La guerra, incluso en sus variantes «pacifistas» actuales, se desarrolla en el espacio, es decir, sobre la tierra, pues controlarla y ordenar razonablemente la vida sobre ella es el objeto primordial de lo político. Las querellas por los conceptos, mucho más decisivas y brutales, se dirimen en el tiempo. Prima la lucha por el sentido de las palabras, por el «relato» que obsesiona a todos los modernos consejeros de príncipes –hoy llamados «analistas políticos» o «asesores», gente joven y sin experiencia de la vida, generalmente salida, como solía decir Jules Monnerot, de un sistema educativo que se dedica a «la producción en serie de cretinos artificiales»: por oposición a quienes lo son por una disposición natural, estos que florecen hoy masivamente son «cretinos cultivados, como cierto tipo de perlas»–. Una vez colonizados el logos y el diccionario políticos, es decir el «imaginario político» nacional, queda radicalmente mermada toda capacidad de resistencia. Entonces, solo entonces, la derrota frente al enemigo exterior o interior se pueden presentar como una victoria o una «homologación» política y cultural con los verdugos. Precisamente, se hablaba hace unos días aquí, con sentido de la oportunidad, de los afrancesados, arquetipo español de un imaginario político colonizado.

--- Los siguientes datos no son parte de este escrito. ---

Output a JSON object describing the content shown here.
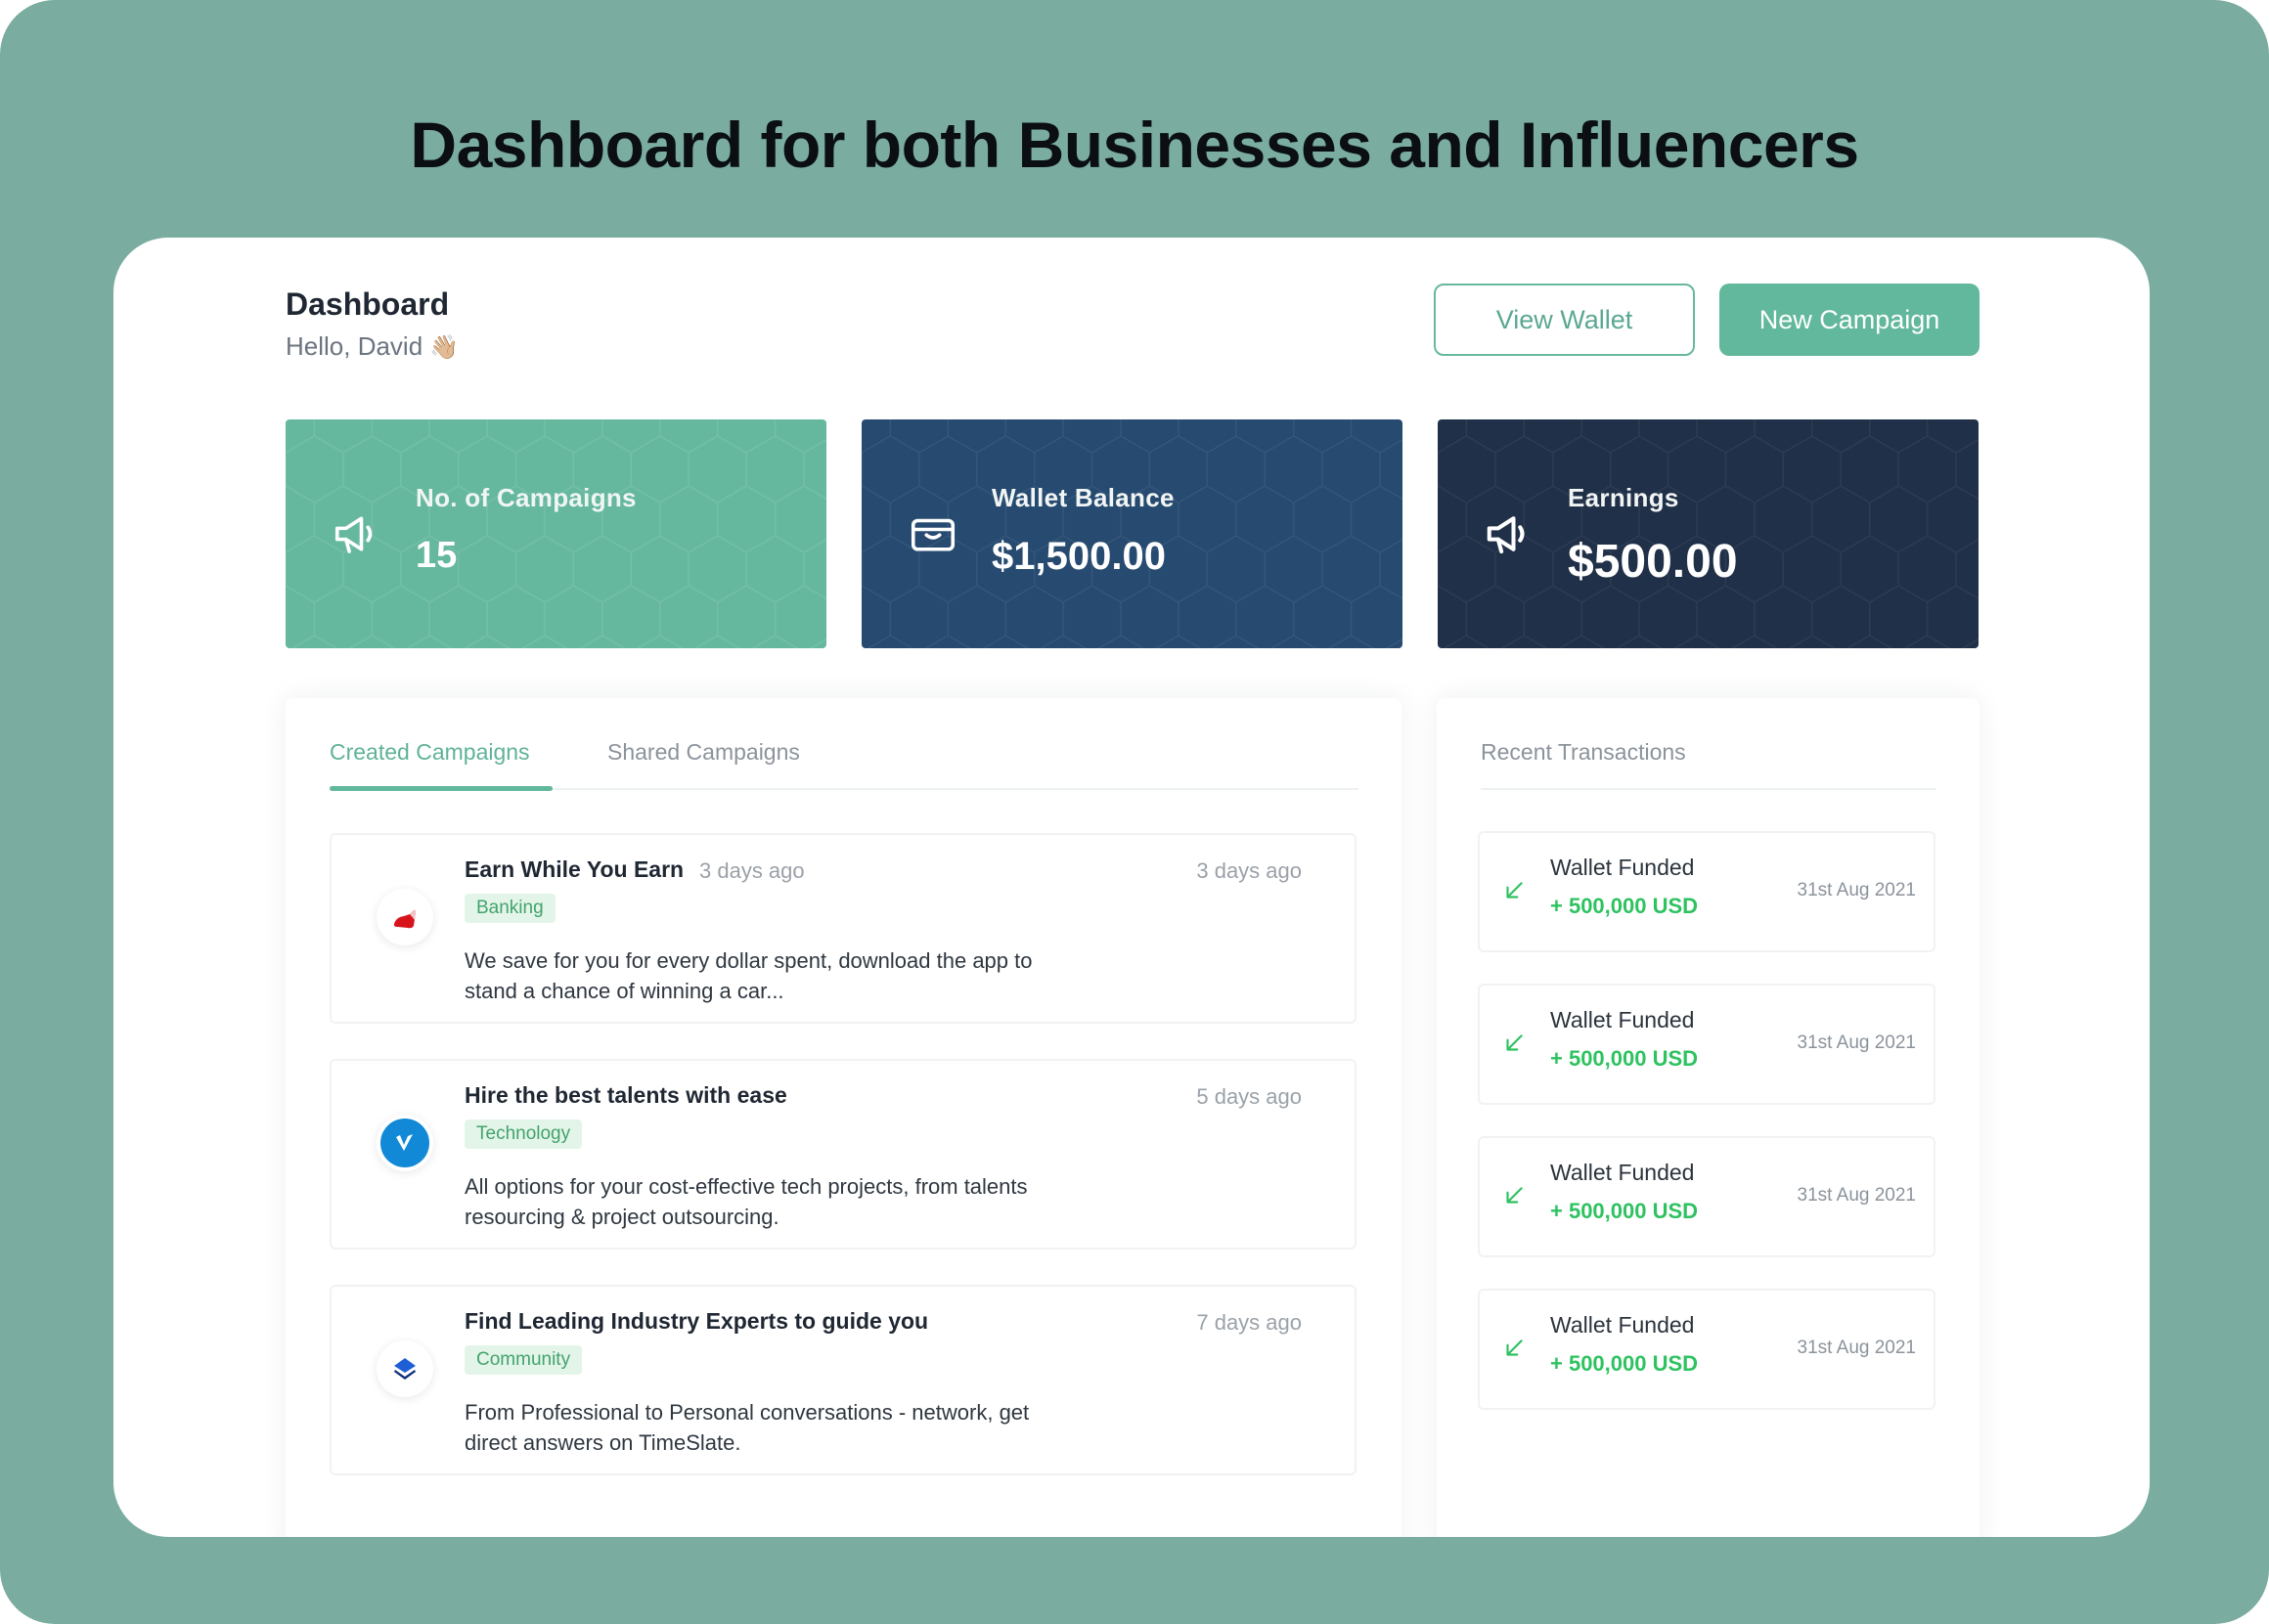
{
  "headline": "Dashboard for both Businesses and Influencers",
  "colors": {
    "background": "#7aada0",
    "accent": "#62b89c",
    "wallet_card": "#264a70",
    "earnings_card": "#203048",
    "amount_green": "#2ec260"
  },
  "header": {
    "title": "Dashboard",
    "greeting": "Hello, David",
    "greeting_emoji": "👋🏼"
  },
  "actions": {
    "view_wallet": "View Wallet",
    "new_campaign": "New Campaign"
  },
  "stats": [
    {
      "label": "No. of Campaigns",
      "value": "15",
      "icon": "megaphone-icon"
    },
    {
      "label": "Wallet Balance",
      "value": "$1,500.00",
      "icon": "wallet-icon"
    },
    {
      "label": "Earnings",
      "value": "$500.00",
      "icon": "megaphone-icon"
    }
  ],
  "campaigns": {
    "tabs": [
      "Created Campaigns",
      "Shared Campaigns"
    ],
    "active_tab": "Created Campaigns",
    "items": [
      {
        "title": "Earn While You Earn",
        "inline_time": "3 days ago",
        "time": "3 days ago",
        "tag": "Banking",
        "description": "We save for you for every dollar spent, download the app to stand a chance of winning a car...",
        "logo": "red-shape-logo"
      },
      {
        "title": "Hire the best talents with ease",
        "time": "5 days ago",
        "tag": "Technology",
        "description": "All options for your cost-effective tech projects, from talents resourcing & project outsourcing.",
        "logo": "blue-circle-logo"
      },
      {
        "title": "Find Leading Industry Experts to guide you",
        "time": "7 days ago",
        "tag": "Community",
        "description": "From Professional to Personal conversations - network, get direct answers on TimeSlate.",
        "logo": "layers-logo"
      }
    ]
  },
  "transactions": {
    "title": "Recent Transactions",
    "items": [
      {
        "title": "Wallet Funded",
        "amount": "+ 500,000 USD",
        "date": "31st Aug 2021"
      },
      {
        "title": "Wallet Funded",
        "amount": "+ 500,000 USD",
        "date": "31st Aug 2021"
      },
      {
        "title": "Wallet Funded",
        "amount": "+ 500,000 USD",
        "date": "31st Aug 2021"
      },
      {
        "title": "Wallet Funded",
        "amount": "+ 500,000 USD",
        "date": "31st Aug 2021"
      }
    ]
  }
}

Se impone, pues, en cierto modo, «descolonizar el imaginario» y devolver a los conceptos políticos su sentido preciso, que no se inventa ni se desarrolla en un Think tank, sino que forma parte, por modesta que sea su alícuota, de la verdad de lo político. Necesaria para saber a qué atenerse. No sé si el «realismo político» tiene una misión concreta: tal vez, dirán algunos, la elaboración de un «decálogo» o programa que pueda ejecutar un partido político, una facción o un movimiento, pero sí sé que su razón de ser se encuentra en la desmitificación del pensamiento político. Uno de los conceptos que necesita de esta higiene mental es la «dictadura», noción asustaniños sobre la que reina la mayor de las confusiones. Un confusionismo interesado que explotan los aspirantes al poder, presentando a sus rivales como vulgares partidarios de los regímenes autoritarios y a sí mismos como «demócratas» —como si ese término tuviera un sentido preciso más allá de los tropismos mentales que adornan a la derecha demoliberal—.

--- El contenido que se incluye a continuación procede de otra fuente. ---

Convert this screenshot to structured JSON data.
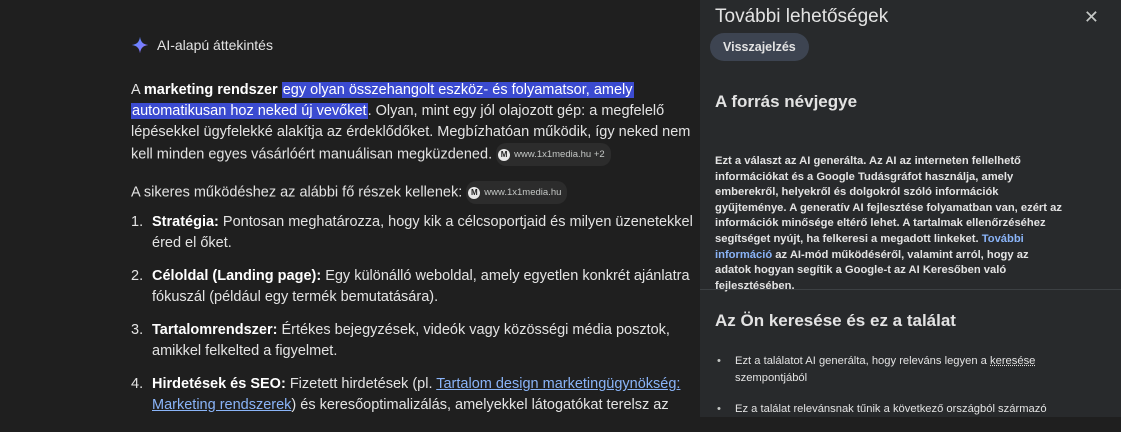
{
  "overview": {
    "heading": "AI-alapú áttekintés",
    "p1": {
      "a": "A ",
      "b": "marketing rendszer",
      "c": " ",
      "hl1": "egy olyan összehangolt eszköz- és folyamatsor, amely",
      "hl2": "automatikusan hoz neked új vevőket",
      "d": ". Olyan, mint egy jól olajozott gép: a megfelelő lépésekkel ügyfelekké alakítja az érdeklődőket. Megbízhatóan működik, így neked nem kell minden egyes vásárlóért manuálisan megküzdened.",
      "source": "www.1x1media.hu +2"
    },
    "p2": {
      "text": "A sikeres működéshez az alábbi fő részek kellenek:",
      "source": "www.1x1media.hu"
    },
    "items": [
      {
        "num": "1.",
        "title": "Stratégia:",
        "text": " Pontosan meghatározza, hogy kik a célcsoportjaid és milyen üzenetekkel éred el őket."
      },
      {
        "num": "2.",
        "title": "Céloldal (Landing page):",
        "text": " Egy különálló weboldal, amely egyetlen konkrét ajánlatra fókuszál (például egy termék bemutatására)."
      },
      {
        "num": "3.",
        "title": "Tartalomrendszer:",
        "text": " Értékes bejegyzések, videók vagy közösségi média posztok, amikkel felkelted a figyelmet."
      },
      {
        "num": "4.",
        "title": "Hirdetések és SEO:",
        "text_a": " Fizetett hirdetések (pl. ",
        "link": "Tartalom design marketingügynökség: Marketing rendszerek",
        "text_b": ") és keresőoptimalizálás, amelyekkel látogatókat terelsz az"
      }
    ]
  },
  "panel": {
    "title": "További lehetőségek",
    "close": "✕",
    "feedback_button": "Visszajelzés",
    "about_heading": "A forrás névjegye",
    "about_text_a": "Ezt a választ az AI generálta. Az AI az interneten fellelhető információkat és a Google Tudásgráfot használja, amely emberekről, helyekről és dolgokról szóló információk gyűjteménye. A generatív AI fejlesztése folyamatban van, ezért az információk minősége eltérő lehet. A tartalmak ellenőrzéséhez segítséget nyújt, ha felkeresi a megadott linkeket. ",
    "about_link": "További információ",
    "about_text_b": " az AI-mód működéséről, valamint arról, hogy az adatok hogyan segítik a Google-t az AI Keresőben való fejlesztésében.",
    "search_heading": "Az Ön keresése és ez a találat",
    "bullet1_a": "Ezt a találatot AI generálta, hogy releváns legyen a ",
    "bullet1_u": "keresése",
    "bullet1_b": " szempontjából",
    "bullet2": "Ez a találat relevánsnak tűnik a következő országból származó"
  }
}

Todo conspira contra el honor de los desmitificadores políticos. Sin embargo, escribir sobre el fenómeno-guerra no presupone una personalidad belicosa: probablemente solo puede escribir una teoría o una sociología de la guerra un hombre manso. Una teoría de la decisión… un indeciso. Y una teoría de la dictadura tal vez solo esté al alcance de alguien incapaz de ejercerla.
No es fácil mirar de frente a la «dictadura», concepto político sumamente inflamable que gravita sobre las situaciones políticas especialmente intensas y que se enreda con la legislación de excepción, los estados de necesidad y los golpes de Estado. El personal cree que una dictadura es lo que enseña la «vulgata antifranquista», pero no le quita el sueño un Gobierno que puede cerrar ilegalmente el Parlamento y privar a toda la nación de la libertad de movimientos. El antiparlamentarismo tiene muchas formas y las de hoy no se parecen en nada a las de hace un siglo. Sería muy interesante redactar una palingénesis de la dictadura, pues esta renace periódicamente y conviene reconocer su singo. Darle la espalda a su realidad es ignorar culpablemente la concentración momentánea del poder, una realidad que acontece ajena nuestros prejuicios morales o ideológicos, independientemente de nuestra voluntad. No saber en qué consiste compromete nuestra posición frente al enemigo que sí sepa lo que es y cómo utilizarla.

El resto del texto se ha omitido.